Entre 1800 y 1900, la población de Europa se multiplicó por dos. A lo largo del mismo período, el producto nacional bruto de Europa creció más del doble. Pero hasta las sorprendentes estadísticas sobre el crecimiento sólo alcanzan a insinuar de forma incipiente la honda transformación que experimentaron la economía, la política y la cultura europeas. La revolución industrial representó uno de los instantes decisivos de la historia del mundo. No se produjo de la noche a la mañana, pero tampoco llegó de manera gradual. En 1900 la agricultura aún constituía el mayor sector aislado de empleo. Numerosos pueblos y granjas de vastas extensiones de Europa parecían absolutamente inalterados por la industria. Los terratenientes ejercían aún una influencia política y social enorme, aunque tuvieran que repartirse el poder con las nuevas élites. Pero los cambios fueron en cierta medida extraordinarios; llegaron a todo el orbe y a la vida privada de la gente común. Las estructuras familiares cambiaron. La industria alteró el paisaje de Europa y, lo que es más fundamental aún, la relación de la humanidad con el entorno. Como veremos en capítulos posteriores, las transformaciones revolucionarias en comunicación, transporte y economía conllevaron, entre sus muchos efectos, la expansión de los estados nacionales y la burocracia. El despegue económico de Europa también trastornó de manera decisiva el equilibrio global de poder inclinando la balanza hacia un Occidente cada vez más industrializado. El desarrollo económico se convirtió en un valor nuevo, la tecnología, en una medida del progreso. El «Occidente» se fue identificando cada vez más con (o incluso definiendo como) las naciones con una economía industrial avanzada.

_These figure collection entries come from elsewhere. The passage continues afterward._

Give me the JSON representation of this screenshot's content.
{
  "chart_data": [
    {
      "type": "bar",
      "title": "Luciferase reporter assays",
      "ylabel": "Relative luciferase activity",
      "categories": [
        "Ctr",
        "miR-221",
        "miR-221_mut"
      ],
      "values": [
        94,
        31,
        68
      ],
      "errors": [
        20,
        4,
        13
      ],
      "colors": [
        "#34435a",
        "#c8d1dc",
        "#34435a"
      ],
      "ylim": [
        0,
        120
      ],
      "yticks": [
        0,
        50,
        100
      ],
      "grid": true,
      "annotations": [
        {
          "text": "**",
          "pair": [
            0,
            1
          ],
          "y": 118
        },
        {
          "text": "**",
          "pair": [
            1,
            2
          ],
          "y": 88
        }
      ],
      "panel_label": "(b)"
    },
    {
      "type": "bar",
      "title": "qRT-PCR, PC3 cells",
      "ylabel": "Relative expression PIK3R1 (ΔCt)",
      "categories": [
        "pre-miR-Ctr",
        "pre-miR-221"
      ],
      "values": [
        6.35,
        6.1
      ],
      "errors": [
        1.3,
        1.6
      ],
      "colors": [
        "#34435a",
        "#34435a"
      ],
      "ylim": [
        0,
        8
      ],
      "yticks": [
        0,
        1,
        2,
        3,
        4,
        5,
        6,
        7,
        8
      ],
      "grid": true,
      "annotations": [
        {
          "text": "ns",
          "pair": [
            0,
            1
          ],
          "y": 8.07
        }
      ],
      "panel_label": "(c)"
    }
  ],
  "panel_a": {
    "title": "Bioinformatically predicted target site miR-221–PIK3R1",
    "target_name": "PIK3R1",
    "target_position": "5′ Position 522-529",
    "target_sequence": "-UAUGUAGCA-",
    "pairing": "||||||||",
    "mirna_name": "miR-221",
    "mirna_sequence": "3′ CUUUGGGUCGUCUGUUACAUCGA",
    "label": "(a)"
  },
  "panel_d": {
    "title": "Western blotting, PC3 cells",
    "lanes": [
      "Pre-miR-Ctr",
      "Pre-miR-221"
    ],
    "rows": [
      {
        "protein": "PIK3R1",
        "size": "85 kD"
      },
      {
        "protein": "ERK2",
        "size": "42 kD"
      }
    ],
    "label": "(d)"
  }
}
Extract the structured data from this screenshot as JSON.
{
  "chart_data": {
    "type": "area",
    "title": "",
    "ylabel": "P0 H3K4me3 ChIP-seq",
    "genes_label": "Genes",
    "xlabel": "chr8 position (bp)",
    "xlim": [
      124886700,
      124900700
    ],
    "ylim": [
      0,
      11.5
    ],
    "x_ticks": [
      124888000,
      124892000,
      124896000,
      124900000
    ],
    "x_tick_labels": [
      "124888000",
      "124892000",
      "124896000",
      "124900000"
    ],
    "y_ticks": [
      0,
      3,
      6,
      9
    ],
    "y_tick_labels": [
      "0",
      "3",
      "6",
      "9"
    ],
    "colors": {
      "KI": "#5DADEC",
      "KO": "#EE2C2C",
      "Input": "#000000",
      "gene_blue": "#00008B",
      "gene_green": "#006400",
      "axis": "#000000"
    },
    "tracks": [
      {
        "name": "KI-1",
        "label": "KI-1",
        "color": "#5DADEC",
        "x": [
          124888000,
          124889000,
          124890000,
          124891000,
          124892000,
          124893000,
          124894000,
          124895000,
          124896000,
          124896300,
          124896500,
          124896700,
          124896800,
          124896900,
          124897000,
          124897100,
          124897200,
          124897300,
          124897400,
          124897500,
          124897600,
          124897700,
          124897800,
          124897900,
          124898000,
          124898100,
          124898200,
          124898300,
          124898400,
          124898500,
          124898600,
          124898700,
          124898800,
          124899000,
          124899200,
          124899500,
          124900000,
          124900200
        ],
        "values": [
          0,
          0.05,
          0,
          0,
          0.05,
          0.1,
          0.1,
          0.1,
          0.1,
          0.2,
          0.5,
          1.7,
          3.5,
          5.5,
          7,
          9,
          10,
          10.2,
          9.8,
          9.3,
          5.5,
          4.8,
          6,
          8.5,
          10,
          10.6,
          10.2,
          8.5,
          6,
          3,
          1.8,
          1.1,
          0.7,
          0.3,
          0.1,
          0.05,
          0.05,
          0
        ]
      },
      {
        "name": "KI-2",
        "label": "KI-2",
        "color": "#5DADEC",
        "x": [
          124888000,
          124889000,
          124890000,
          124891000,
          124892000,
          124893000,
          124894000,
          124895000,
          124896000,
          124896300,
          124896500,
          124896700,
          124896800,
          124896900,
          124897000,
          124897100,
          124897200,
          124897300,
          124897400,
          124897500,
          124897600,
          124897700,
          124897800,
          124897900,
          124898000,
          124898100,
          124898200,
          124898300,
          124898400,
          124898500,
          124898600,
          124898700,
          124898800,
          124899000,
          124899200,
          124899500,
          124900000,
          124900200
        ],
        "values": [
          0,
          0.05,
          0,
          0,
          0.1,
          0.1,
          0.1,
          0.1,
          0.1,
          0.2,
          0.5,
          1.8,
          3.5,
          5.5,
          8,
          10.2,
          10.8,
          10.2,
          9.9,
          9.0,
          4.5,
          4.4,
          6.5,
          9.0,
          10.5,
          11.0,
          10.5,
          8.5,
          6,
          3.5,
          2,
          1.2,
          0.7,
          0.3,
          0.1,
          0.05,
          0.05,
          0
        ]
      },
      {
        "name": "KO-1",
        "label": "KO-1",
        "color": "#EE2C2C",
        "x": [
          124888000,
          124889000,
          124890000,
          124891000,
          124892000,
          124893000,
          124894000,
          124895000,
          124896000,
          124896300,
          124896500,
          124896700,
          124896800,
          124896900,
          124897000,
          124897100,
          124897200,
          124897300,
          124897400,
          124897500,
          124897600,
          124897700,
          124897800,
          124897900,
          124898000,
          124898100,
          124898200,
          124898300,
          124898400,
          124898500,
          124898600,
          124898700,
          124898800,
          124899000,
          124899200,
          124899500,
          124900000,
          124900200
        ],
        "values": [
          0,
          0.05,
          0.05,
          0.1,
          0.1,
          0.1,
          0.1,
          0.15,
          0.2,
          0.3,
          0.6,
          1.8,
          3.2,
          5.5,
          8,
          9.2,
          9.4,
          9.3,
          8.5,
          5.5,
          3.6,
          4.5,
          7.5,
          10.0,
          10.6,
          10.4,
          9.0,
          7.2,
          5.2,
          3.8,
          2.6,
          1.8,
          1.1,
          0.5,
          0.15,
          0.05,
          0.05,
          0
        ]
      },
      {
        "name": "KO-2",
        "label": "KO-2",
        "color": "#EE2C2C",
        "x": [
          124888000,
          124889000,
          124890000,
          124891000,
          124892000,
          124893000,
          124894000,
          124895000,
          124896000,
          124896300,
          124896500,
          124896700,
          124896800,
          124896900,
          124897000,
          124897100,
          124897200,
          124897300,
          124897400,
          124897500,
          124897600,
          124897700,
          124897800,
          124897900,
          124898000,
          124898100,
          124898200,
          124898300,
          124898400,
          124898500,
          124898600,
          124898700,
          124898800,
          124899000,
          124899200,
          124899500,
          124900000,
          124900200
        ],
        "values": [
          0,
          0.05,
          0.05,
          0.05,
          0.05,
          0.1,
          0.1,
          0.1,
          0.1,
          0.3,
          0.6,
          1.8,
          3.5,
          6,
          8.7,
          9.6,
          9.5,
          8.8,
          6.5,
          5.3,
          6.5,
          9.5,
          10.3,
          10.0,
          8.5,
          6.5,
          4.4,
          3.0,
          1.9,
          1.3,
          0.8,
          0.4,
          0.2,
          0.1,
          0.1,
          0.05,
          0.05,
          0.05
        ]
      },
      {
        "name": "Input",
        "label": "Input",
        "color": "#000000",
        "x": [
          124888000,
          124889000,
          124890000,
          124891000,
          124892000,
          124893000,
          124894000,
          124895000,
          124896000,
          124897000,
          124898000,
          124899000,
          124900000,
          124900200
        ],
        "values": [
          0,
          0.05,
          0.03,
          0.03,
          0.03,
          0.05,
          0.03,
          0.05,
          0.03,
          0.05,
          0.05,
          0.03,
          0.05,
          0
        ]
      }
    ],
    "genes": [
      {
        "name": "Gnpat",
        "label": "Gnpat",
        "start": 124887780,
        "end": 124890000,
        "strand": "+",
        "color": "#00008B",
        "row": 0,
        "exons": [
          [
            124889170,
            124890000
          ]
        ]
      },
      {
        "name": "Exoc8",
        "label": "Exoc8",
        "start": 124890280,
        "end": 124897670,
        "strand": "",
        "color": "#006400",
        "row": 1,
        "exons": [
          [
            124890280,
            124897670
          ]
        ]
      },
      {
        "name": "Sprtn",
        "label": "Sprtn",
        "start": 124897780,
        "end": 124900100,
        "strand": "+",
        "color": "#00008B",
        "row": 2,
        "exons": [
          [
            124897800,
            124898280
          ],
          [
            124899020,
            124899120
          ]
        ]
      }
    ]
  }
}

La industrialización generó formas nuevas de riqueza al mismo tiempo que formas nuevas de pobreza. También favoreció una conciencia profunda de la disparidad entre grupos sociales. En el siglo XVIII esas diferencias se habrían expresado en términos de abolengo, rango o privilegio. En el siglo XIX se midieron cada vez más en términos de clase. Los defensores y detractores del nuevo orden hablaron por igual de «sociedad de clases», y las nuevas identificaciones de clase constituyeron otro de los rasgos clave del período. Las encarnaban los barrios crecientes y masificados de la clase trabajadora en las ciudades nuevas, las experiencias laborales cotidianas, la nueva concepción de «respetabilidad» y las viviendas de las clases medias. Estas identificaciones nuevas se forjaron en los acontecimientos políticos que se estudian a continuación.